Con ese aplanamiento permanente durante los minutos que duró la descarga de odio (no supo cuánto tiempo paso) se encontró parado en un gigantesco charco de sangre, con las ropas salpicadas y las paredes como una presencia innegable de la andanada de puñaladas que lo habían dejado exhausto y con las manos adoloridas, empuñando solo el material azul claro del mango del cuchillo, porque este se encontraba incrustado muy cerca del corazón de Daniela, seguramente se había roto mucho antes de que se diera cuenta y dejara de apuñalarla violentamente.

¿El chico aquél? Sin duda había corrido despavorido, aullando que había un loco en aquella casa que los quería matar, tropezando con los muebles hasta que logro alejarse de la escena dantesca que mostrarían horas después los noticiarios de toda la ciudad, diciendo en repetidas ocasiones que se trataba de un asesinato pasional, que se había hecho con demasiada saña, que no había razón para dar 97 puñaladas a un cuerpo que había expirado cerca de la cuarta puñalada que se había hecho muy certeramente en medio del corazón.

V

Ni siquiera había intentado huir. De manera consiente no recuerda haber pensado en alejarse de ahí sólo para no ser atrapado y llevado antes las autoridades. Lo que sucedió es que comenzó a caminar como si al alejarse de la escena buscara que sus pasos lo alejaran del horror que ahora sentía al ver inerte a la mujer que había amado tanto, a ella, a Daniela, a quien había ido a ver con la intención de invitarla a tomar un café para hablar de cosas sin importancia, porque lo único que deseaba era tener una tarde apacible, jamás se imaginó ni siquiera en sus instantes más negros y apesadumbrados que el sería capaz de cometer un crimen y mucho menos de matar con sus propias manos a la persona que le significaba tanto y que le daba sentido a sus días que por momentos se alzaban monótonos en medio de la niebla espesa que normalmente había todos los días por la mañana al despertarse.

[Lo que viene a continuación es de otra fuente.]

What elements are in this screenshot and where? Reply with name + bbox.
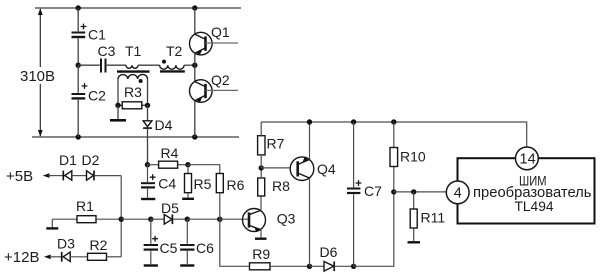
ground at R5 <box>182 198 194 200</box>
transformer T2 core <box>160 70 185 72</box>
resistor R2 <box>88 253 122 260</box>
wire main row to Q3 base <box>220 218 249 220</box>
ground at T1 secondary <box>110 105 126 120</box>
transistor Q3 <box>243 196 266 237</box>
ground at R1 <box>46 219 58 228</box>
resistor R3 <box>118 102 148 109</box>
svg-text:D1: D1 <box>59 152 77 168</box>
capacitor C4 <box>141 165 156 198</box>
svg-text:Q2: Q2 <box>211 72 230 88</box>
pin circle 14 <box>516 147 539 170</box>
svg-text:C1: C1 <box>88 27 106 43</box>
wire top right rail <box>261 122 527 147</box>
pin circle 4 <box>446 181 469 204</box>
svg-text:D2: D2 <box>82 152 100 168</box>
svg-text:R9: R9 <box>252 246 270 262</box>
svg-text:D3: D3 <box>57 236 75 252</box>
diode D6 <box>310 262 354 272</box>
svg-text:R3: R3 <box>124 84 142 100</box>
capacitor C2 <box>72 65 88 137</box>
resistor R10 <box>390 122 398 192</box>
node C1/C2/C3 <box>76 62 81 67</box>
svg-text:C6: C6 <box>196 240 214 256</box>
transformer T1 core <box>117 70 150 72</box>
resistor R1 <box>52 216 121 223</box>
resistor R9 <box>250 263 310 270</box>
node bottom rail / C7 <box>351 264 356 269</box>
resistor R11 <box>410 192 417 241</box>
svg-text:T1: T1 <box>125 43 142 59</box>
wire +12V arrow <box>44 255 62 260</box>
node R7/R8/Q4 base <box>259 165 264 170</box>
svg-text:R4: R4 <box>161 145 179 161</box>
ground at Q3 emitter <box>255 237 267 239</box>
capacitor C5 <box>144 219 158 264</box>
svg-text:R1: R1 <box>76 198 94 214</box>
node R3 right <box>145 103 150 108</box>
svg-text:R8: R8 <box>272 178 290 194</box>
diode D4 <box>143 105 152 164</box>
ground at C4 <box>141 198 155 200</box>
ground at R11 <box>408 241 421 243</box>
310V dimension arrow line <box>38 8 43 136</box>
wire R4 node to R6 top <box>188 165 220 174</box>
wire +5V rail down to R1/R2 <box>120 176 122 257</box>
wire top rail 310V <box>35 7 241 9</box>
svg-text:4: 4 <box>454 186 462 202</box>
wire bottom rail 310V <box>32 136 239 138</box>
node top rail / Q4 emitter <box>307 119 312 124</box>
transformer T2 winding <box>160 65 185 69</box>
wire +5V arrow <box>43 173 63 178</box>
TL494 block box <box>458 158 595 223</box>
diode D5 <box>151 215 188 225</box>
ground at C6 <box>180 264 194 266</box>
svg-text:R2: R2 <box>90 237 108 253</box>
transistor Q2 <box>190 65 239 137</box>
node C5 <box>148 217 153 222</box>
svg-text:R11: R11 <box>421 210 446 226</box>
svg-text:R6: R6 <box>227 177 245 193</box>
wire R10 node to pin4 <box>394 191 447 193</box>
svg-text:R7: R7 <box>267 136 285 152</box>
wire T2 to Q1/Q2 node <box>184 64 195 66</box>
T2 polarity dot <box>162 60 166 64</box>
node T2 / Q1 emitter / Q2 collector <box>192 62 197 67</box>
T1 polarity dot <box>139 79 143 83</box>
capacitor C1 <box>72 8 87 65</box>
node bottom rail / Q4 collector <box>307 264 312 269</box>
transformer T1 secondary <box>118 74 148 105</box>
svg-text:R10: R10 <box>400 149 426 165</box>
svg-text:C7: C7 <box>364 183 382 199</box>
wire bottom rail C7 to R10 column <box>354 192 394 266</box>
resistor R8 <box>258 168 265 196</box>
node R4/C4/D4 <box>145 162 150 167</box>
svg-text:T2: T2 <box>166 43 183 59</box>
node top rail / R10 <box>391 119 396 124</box>
svg-text:+5В: +5В <box>6 168 33 185</box>
transistor Q1 <box>190 8 239 65</box>
capacitor C7 <box>347 122 361 266</box>
diode D3 <box>62 252 88 262</box>
node R3 left <box>115 103 120 108</box>
svg-text:C4: C4 <box>158 176 176 192</box>
svg-text:D6: D6 <box>320 244 338 260</box>
value label 310V <box>18 67 56 85</box>
transistor Q4 <box>261 122 314 266</box>
transformer T1 primary <box>126 65 138 68</box>
wire R6 node down to bottom rail <box>220 219 250 266</box>
node C6 <box>185 217 190 222</box>
node top rail / C7 <box>351 119 356 124</box>
node top rail / Q1 collector <box>192 5 197 10</box>
node bottom rail / Q2 emitter <box>192 134 197 139</box>
svg-text:Q1: Q1 <box>211 24 230 40</box>
resistor R7 <box>258 122 265 168</box>
node top rail / C1 <box>76 5 81 10</box>
svg-text:C5: C5 <box>160 240 178 256</box>
node R4/R5 <box>185 162 190 167</box>
node R11 <box>411 189 416 194</box>
resistor R4 <box>148 161 189 168</box>
svg-text:310В: 310В <box>20 68 55 85</box>
wire main row to C5 <box>121 218 151 220</box>
svg-text:C3: C3 <box>98 43 116 59</box>
svg-text:D4: D4 <box>155 117 173 133</box>
ground at C5 <box>144 264 158 266</box>
node R6 / main row <box>217 217 222 222</box>
diode D2 <box>87 171 122 181</box>
capacitor C3 <box>78 59 126 73</box>
svg-text:Q4: Q4 <box>317 161 336 177</box>
svg-text:D5: D5 <box>161 200 179 216</box>
wire T1 to T2 <box>138 64 160 66</box>
node R10/R11 row left <box>391 189 396 194</box>
node R1 / +5V rail <box>119 217 124 222</box>
resistor R5 <box>185 165 192 198</box>
resistor R6 <box>216 174 223 220</box>
diode D1 <box>63 171 86 181</box>
wire main row C6 to R6 <box>187 218 220 220</box>
svg-text:R5: R5 <box>194 176 212 192</box>
capacitor C6 <box>180 219 194 264</box>
svg-text:C2: C2 <box>88 88 106 104</box>
node bottom rail / C2 <box>76 134 81 139</box>
svg-text:14: 14 <box>520 152 536 168</box>
svg-text:TL494: TL494 <box>515 198 554 214</box>
svg-text:Q3: Q3 <box>277 210 296 226</box>
svg-text:+12В: +12В <box>4 249 39 266</box>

Nunca nadie dio con su paradero. Sólo había vagado hasta donde las fuerzas se lo permitieron internándose en un bosque que había visto innumerables veces pero que jamás se había detenido a observar con mayor detenimiento y que albergaba ese túnel subterráneo que antiguamente había servido como forma de comunicación secreta entre su pueblo y el más próximo, por lo cual pudo alejarse rápidamente sin ser descubierto, teniendo agua de sobra y uno que otro fruto de algún árbol cercano que lo ayudaban a mantenerse con vida, deshecho, arrepentido, en los huesos pero con vida.

Sentado ahí y dejando que el viento le aquietara los recuerdos fatídicos, apretaba fuertemente contra su pecho,  a veces tan fuerte que le causaba un dolor agudo las uñas enterrándose en su carne maltrecha; ese único libro que poseía y que ahora era lo que lo anclaba al mundo real que poco a poco se perdía en el horizonte con cada atardecer y con cada trozo de cielo que alcanzaba a ver desde el acueducto donde se había recluido en busca del olvido y donde por más que se lavaba todo, no podía desaparecer las manchas de sangre que teñían de forma extraña sus manos y su pecho hundido.